Defining the Ideal Essay

October 1, 2014 § 9 Comments

Samantha Tucker Iacovetto

A guest post from Samantha Tucker Iacovetto:

There is this leaning in that happens when I read an ideal essay. It’s like peering over the gilded edge of the Grand Canyon; like stepping on tip-toe to secret out the scent of my husband’s glorious beard; like pressing my nose to the glass at the zoo’s lion exhibit, his breath and mine steaming the opposite sides of the barrier.

When an essayist like, say, Lia Purpura drops the reader into a space like that—a space that is a precipice, a tipping point, a long and unblinking gaze into an unassuming sugar egg—I lean in, and succumb to the vertigo.

“Lean in!” My mother barks through the phone when I lament the stresses of graduate school, of teaching college composition, of finding time to write something that beckons. She is full of handy and irritating blue-collar colloquialisms: “Self-responsibility!” “You better look at the man in the mirror!” “Don’t put all those eggs in one basket!” Now I find myself weaving her philosophies in and out of the classes I teach, where I insist rhetoric and composition is not just a mandatory class on writing, but instead, a conduit for social activism. Her philosophies demanded me a place in academia, accompany the family histories I record, and guided me away from the manifest destinies of a small town upbringing, a food-stamped childhood, a drug-addicted father.

I once read not to lean towards something but, instead, away from everything else. The library in Fountain, Colorado, insists on metaphor: it waits between the two sets of railroad tracks that dissect my town into “rich” and “poor.” Reading was the one-way ticket out.

Now that I’m gone, I find myself constantly looking, leaning back in the other direction.

Joan Didion says to “keep on nodding terms with the people we used to be.” I nod in autoethnographic ways; I situate the history of a family—from a military town with a crumbling red, white and blue façade—in a universal, cultural context. Throughout my search for causalities, I keep on nodding terms in this way: wherever I’ve lived in the past ten years, I have put up a large National Geographic map.
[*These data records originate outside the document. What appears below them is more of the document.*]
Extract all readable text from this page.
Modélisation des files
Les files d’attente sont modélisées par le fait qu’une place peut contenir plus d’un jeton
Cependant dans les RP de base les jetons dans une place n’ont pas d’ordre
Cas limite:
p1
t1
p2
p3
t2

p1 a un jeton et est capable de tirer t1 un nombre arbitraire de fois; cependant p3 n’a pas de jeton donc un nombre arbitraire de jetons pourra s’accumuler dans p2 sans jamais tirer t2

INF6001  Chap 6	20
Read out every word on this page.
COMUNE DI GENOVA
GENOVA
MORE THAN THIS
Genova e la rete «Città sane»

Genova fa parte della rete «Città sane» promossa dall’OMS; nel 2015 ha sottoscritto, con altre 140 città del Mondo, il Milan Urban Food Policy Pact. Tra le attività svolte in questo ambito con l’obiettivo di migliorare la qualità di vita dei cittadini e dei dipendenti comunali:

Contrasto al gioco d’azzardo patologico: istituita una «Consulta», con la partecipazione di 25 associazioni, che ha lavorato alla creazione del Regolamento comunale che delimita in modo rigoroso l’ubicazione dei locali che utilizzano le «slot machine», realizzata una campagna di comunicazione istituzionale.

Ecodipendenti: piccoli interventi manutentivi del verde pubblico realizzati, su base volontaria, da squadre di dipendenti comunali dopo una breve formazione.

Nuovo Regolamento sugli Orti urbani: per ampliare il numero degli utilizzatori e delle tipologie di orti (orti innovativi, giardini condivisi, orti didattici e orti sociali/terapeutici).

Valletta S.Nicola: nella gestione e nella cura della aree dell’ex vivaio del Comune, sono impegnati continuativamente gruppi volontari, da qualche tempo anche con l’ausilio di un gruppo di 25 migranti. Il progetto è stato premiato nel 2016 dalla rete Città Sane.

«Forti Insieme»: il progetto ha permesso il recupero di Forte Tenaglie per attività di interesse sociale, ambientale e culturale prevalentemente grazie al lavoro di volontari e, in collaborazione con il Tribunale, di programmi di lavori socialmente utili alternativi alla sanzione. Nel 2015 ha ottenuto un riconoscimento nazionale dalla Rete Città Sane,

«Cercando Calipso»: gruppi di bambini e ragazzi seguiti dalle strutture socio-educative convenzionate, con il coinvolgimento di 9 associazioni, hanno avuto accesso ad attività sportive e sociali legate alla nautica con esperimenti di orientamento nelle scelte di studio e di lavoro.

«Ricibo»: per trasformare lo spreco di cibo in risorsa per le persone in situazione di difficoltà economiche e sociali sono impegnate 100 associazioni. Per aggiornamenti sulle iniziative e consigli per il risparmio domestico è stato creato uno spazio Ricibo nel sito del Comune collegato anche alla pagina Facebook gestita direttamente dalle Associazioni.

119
I pinpoint our latitudes and longitudes. At once we are—were—global, my family and I: my mother in Fountain, my sister at a Naval base in Spain, me and my husband teaching in South Korea, my brother—then, now, forever—in Iraq.

An ideal essay is hard to define, but easy to point to. An ideal essay mines the “I” in efforts of high exposition. It is driven by a need to testify or witness, and demands the same of its reader. It is a glimpse of something uncomfortably recognizable, a requiem for the quotidian, a look over the newly-gilded edge.

And so, I read—I write: to keep on nodding terms, to examine the arc of my, of our, leanings.

____
Samantha Tucker Iacovetto is a nonfiction MFA candidate at (The!) Ohio State University. She has written for the Colorado Review blog, Show Business Weekly, and Springs Magazine. Sam’s first collection of essays, The American Dream Starts Here, is nearly finished—and in need of a publisher.